Becky Shaw is highly entertaining: a laugh-a-minute play whose comedic concerns are refreshingly up to date. What bumps it to the next level—it was a Pulitzer Prize finalist in 2009—are the philosophical questions behind the banter. Can love be bought? When does support become manipulation? How might what seems more or less like a one-night stand come to mean more, or mean less? Like Bertolt Brecht’s The Good Person of Szechwan, albeit much less didactically, Becky Shaw dramatizes the conflict between different kinds of virtue: the practical and self-serving ones that Max espouses (such as thrift, hard work, efficiency, duty) and the idealistic and altruistic ones that Andrew represents (such as compassion, fairness, truth). As in Brecht’s play, the latter rely on the former far more than they like to acknowledge. “Unless you’re Gandhi or Jesus, you have a limited sphere of responsibility,” Max says. “You have a plot of land and the definition of a moral life is tending that plot of land.”

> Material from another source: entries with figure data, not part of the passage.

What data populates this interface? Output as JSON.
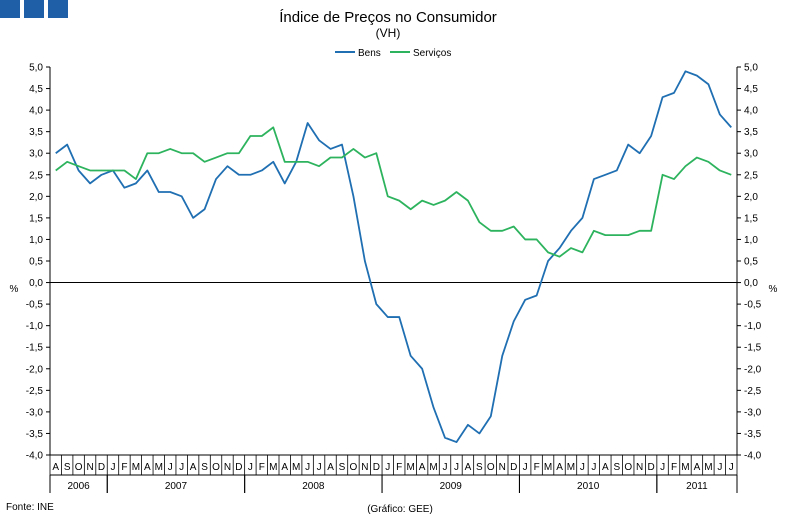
{
  "brand": {
    "squares": 3,
    "color": "#1f5fa8"
  },
  "chart_data": {
    "type": "line",
    "title": "Índice de Preços no Consumidor",
    "subtitle": "(VH)",
    "ylabel_left": "%",
    "ylabel_right": "%",
    "ylim": [
      -4.0,
      5.0
    ],
    "ystep": 0.5,
    "y_ticks": [
      "5,0",
      "4,5",
      "4,0",
      "3,5",
      "3,0",
      "2,5",
      "2,0",
      "1,5",
      "1,0",
      "0,5",
      "0,0",
      "-0,5",
      "-1,0",
      "-1,5",
      "-2,0",
      "-2,5",
      "-3,0",
      "-3,5",
      "-4,0"
    ],
    "grid": false,
    "legend_position": "top-center",
    "months": [
      "A",
      "S",
      "O",
      "N",
      "D",
      "J",
      "F",
      "M",
      "A",
      "M",
      "J",
      "J",
      "A",
      "S",
      "O",
      "N",
      "D",
      "J",
      "F",
      "M",
      "A",
      "M",
      "J",
      "J",
      "A",
      "S",
      "O",
      "N",
      "D",
      "J",
      "F",
      "M",
      "A",
      "M",
      "J",
      "J",
      "A",
      "S",
      "O",
      "N",
      "D",
      "J",
      "F",
      "M",
      "A",
      "M",
      "J",
      "J",
      "A",
      "S",
      "O",
      "N",
      "D",
      "J",
      "F",
      "M",
      "A",
      "M",
      "J",
      "J"
    ],
    "years": [
      {
        "label": "2006",
        "start": 0,
        "count": 5
      },
      {
        "label": "2007",
        "start": 5,
        "count": 12
      },
      {
        "label": "2008",
        "start": 17,
        "count": 12
      },
      {
        "label": "2009",
        "start": 29,
        "count": 12
      },
      {
        "label": "2010",
        "start": 41,
        "count": 12
      },
      {
        "label": "2011",
        "start": 53,
        "count": 7
      }
    ],
    "series": [
      {
        "name": "Bens",
        "color": "#1f6fb2",
        "values": [
          3.0,
          3.2,
          2.6,
          2.3,
          2.5,
          2.6,
          2.2,
          2.3,
          2.6,
          2.1,
          2.1,
          2.0,
          1.5,
          1.7,
          2.4,
          2.7,
          2.5,
          2.5,
          2.6,
          2.8,
          2.3,
          2.8,
          3.7,
          3.3,
          3.1,
          3.2,
          2.0,
          0.5,
          -0.5,
          -0.8,
          -0.8,
          -1.7,
          -2.0,
          -2.9,
          -3.6,
          -3.7,
          -3.3,
          -3.5,
          -3.1,
          -1.7,
          -0.9,
          -0.4,
          -0.3,
          0.5,
          0.8,
          1.2,
          1.5,
          2.4,
          2.5,
          2.6,
          3.2,
          3.0,
          3.4,
          4.3,
          4.4,
          4.9,
          4.8,
          4.6,
          3.9,
          3.6
        ]
      },
      {
        "name": "Serviços",
        "color": "#2db35d",
        "values": [
          2.6,
          2.8,
          2.7,
          2.6,
          2.6,
          2.6,
          2.6,
          2.4,
          3.0,
          3.0,
          3.1,
          3.0,
          3.0,
          2.8,
          2.9,
          3.0,
          3.0,
          3.4,
          3.4,
          3.6,
          2.8,
          2.8,
          2.8,
          2.7,
          2.9,
          2.9,
          3.1,
          2.9,
          3.0,
          2.0,
          1.9,
          1.7,
          1.9,
          1.8,
          1.9,
          2.1,
          1.9,
          1.4,
          1.2,
          1.2,
          1.3,
          1.0,
          1.0,
          0.7,
          0.6,
          0.8,
          0.7,
          1.2,
          1.1,
          1.1,
          1.1,
          1.2,
          1.2,
          2.5,
          2.4,
          2.7,
          2.9,
          2.8,
          2.6,
          2.5
        ]
      }
    ]
  },
  "footer": {
    "source": "Fonte: INE",
    "credit": "(Gráfico: GEE)"
  }
}
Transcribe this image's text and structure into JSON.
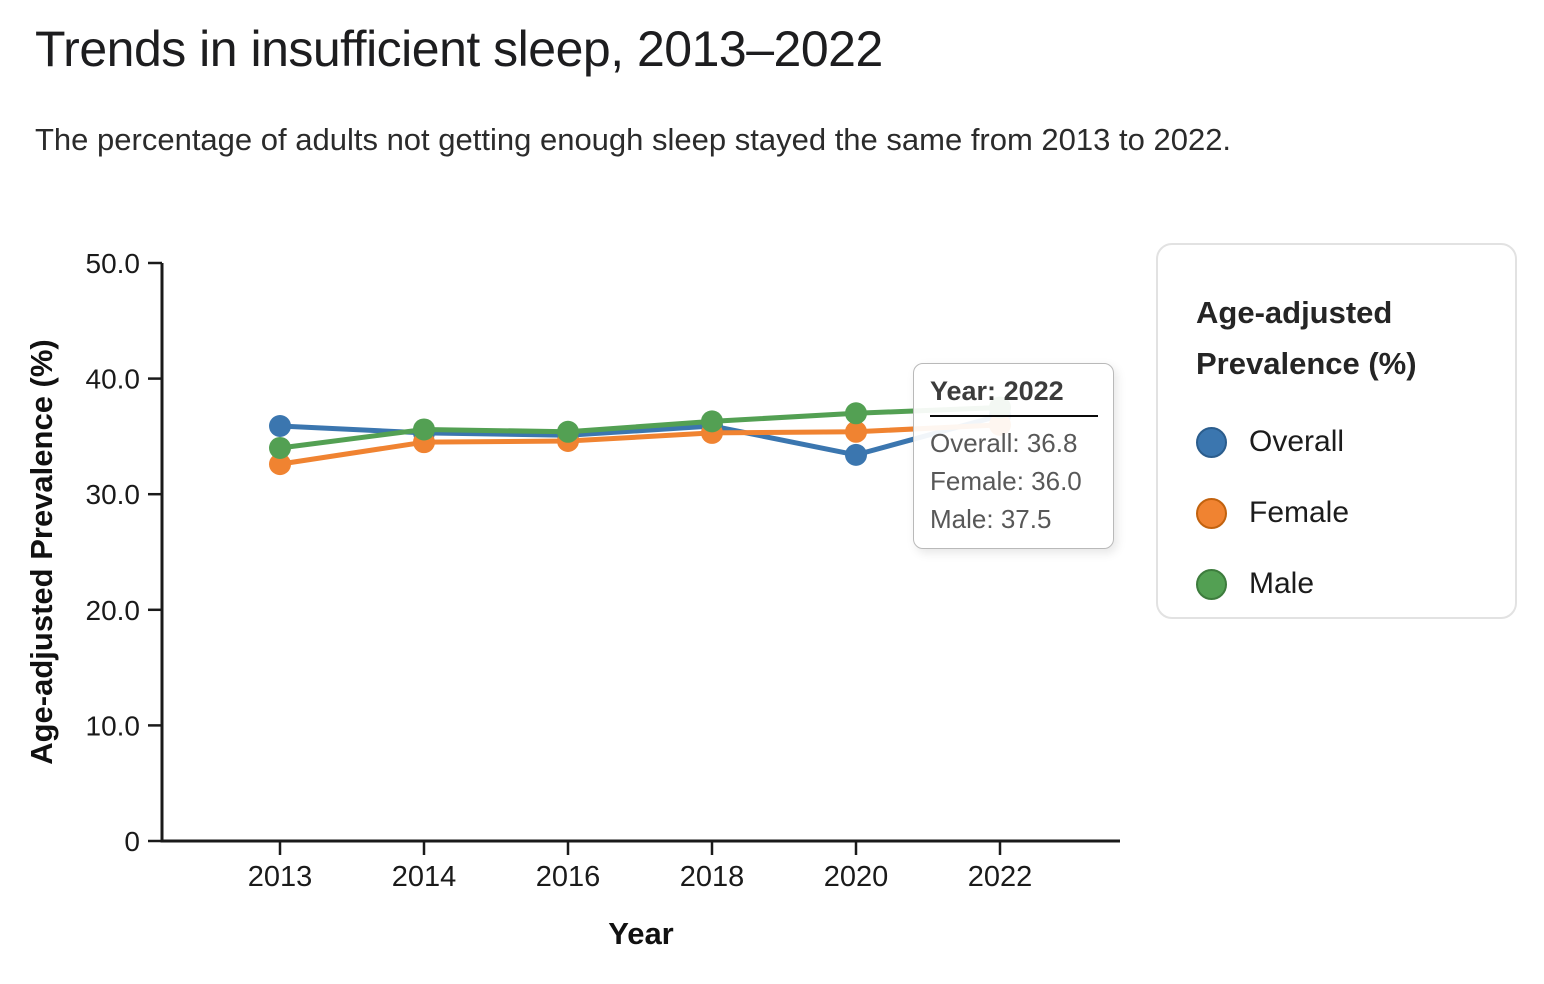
{
  "header": {
    "title": "Trends in insufficient sleep, 2013–2022",
    "subtitle": "The percentage of adults not getting enough sleep stayed the same from 2013 to 2022."
  },
  "chart_data": {
    "type": "line",
    "x": [
      2013,
      2014,
      2016,
      2018,
      2020,
      2022
    ],
    "x_tick_labels": [
      "2013",
      "2014",
      "2016",
      "2018",
      "2020",
      "2022"
    ],
    "xlabel": "Year",
    "ylabel": "Age-adjusted Prevalence (%)",
    "ylim": [
      0,
      50
    ],
    "y_ticks": [
      0,
      10,
      20,
      30,
      40,
      50
    ],
    "y_tick_labels": [
      "0",
      "10.0",
      "20.0",
      "30.0",
      "40.0",
      "50.0"
    ],
    "grid": false,
    "legend_position": "right",
    "series": [
      {
        "name": "Overall",
        "color": "#3b76af",
        "edge_color": "#2b5d8d",
        "values": [
          35.9,
          35.3,
          35.1,
          35.9,
          33.4,
          36.8
        ]
      },
      {
        "name": "Female",
        "color": "#f08331",
        "edge_color": "#c2620e",
        "values": [
          32.6,
          34.5,
          34.6,
          35.3,
          35.4,
          36.0
        ]
      },
      {
        "name": "Male",
        "color": "#53a053",
        "edge_color": "#3d7c3d",
        "values": [
          34.0,
          35.6,
          35.4,
          36.3,
          37.0,
          37.5
        ]
      }
    ]
  },
  "legend": {
    "title": "Age-adjusted Prevalence (%)",
    "items": [
      {
        "label": "Overall",
        "color": "#3b76af",
        "edge_color": "#2b5d8d"
      },
      {
        "label": "Female",
        "color": "#f08331",
        "edge_color": "#c2620e"
      },
      {
        "label": "Male",
        "color": "#53a053",
        "edge_color": "#3d7c3d"
      }
    ]
  },
  "tooltip": {
    "year_label": "Year:",
    "year_value": "2022",
    "rows": [
      {
        "label": "Overall:",
        "value": "36.8"
      },
      {
        "label": "Female:",
        "value": "36.0"
      },
      {
        "label": "Male:",
        "value": "37.5"
      }
    ]
  }
}
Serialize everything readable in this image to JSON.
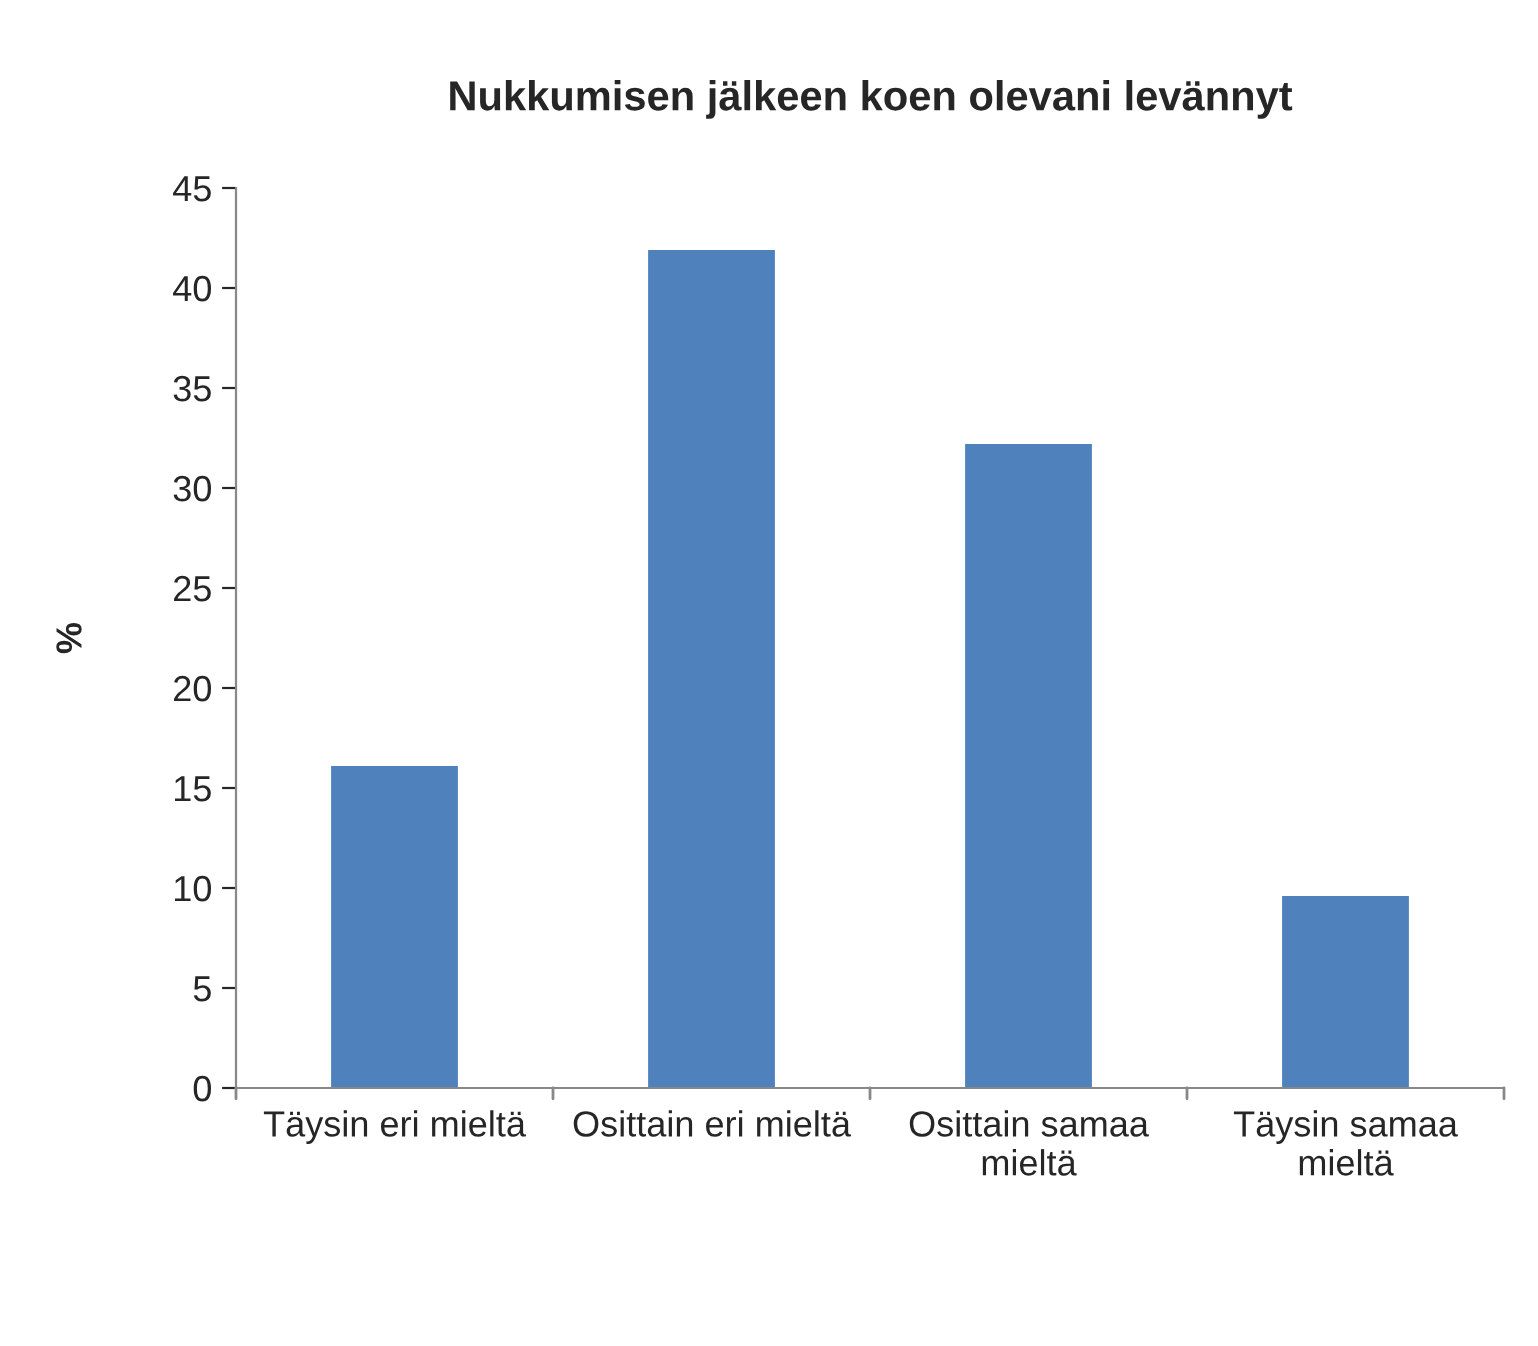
{
  "chart_data": {
    "type": "bar",
    "title": "Nukkumisen jälkeen koen olevani levännyt",
    "ylabel": "%",
    "categories": [
      "Täysin eri mieltä",
      "Osittain eri mieltä",
      "Osittain samaa\nmieltä",
      "Täysin samaa\nmieltä"
    ],
    "values": [
      16.1,
      41.9,
      32.2,
      9.6
    ],
    "color": "#4f81bd",
    "ylim": [
      0,
      45
    ],
    "yticks": [
      0,
      5,
      10,
      15,
      20,
      25,
      30,
      35,
      40,
      45
    ],
    "grid": false,
    "legend": false
  }
}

Cullman’s revival, which marks Becky Shaw’s Broadway debut, serves its plot very well. The production moves fast—even the set changes (to David Zinn’s fine set) have humor and purpose, and Kaye Voyce’s costume design is perfection—and all five actors are first-class, including the scene-stealing Linda Emond as Susie’s acidic mother, Susan, who is prone to Lucille Bluth–esque judgments from on high. Which characters you root for in the play’s romantic rectangle may reveal something about your own character, but it speaks to the strength of the writing and performances that a credible argument is possible for all of them. As dark as it sometimes gets, the play encourages all of us to see the good inside damaged goods.
Becky Shaw. Helen Hayes Theater (Broadway). By Gina Gionfriddo. Directed by Trip Cullman. With Alden Ehrenreich, Lauren Patten, Madeline Brewer, Patrick Ball, Linda Emond. Running time: 2hrs 25mins. One intermission.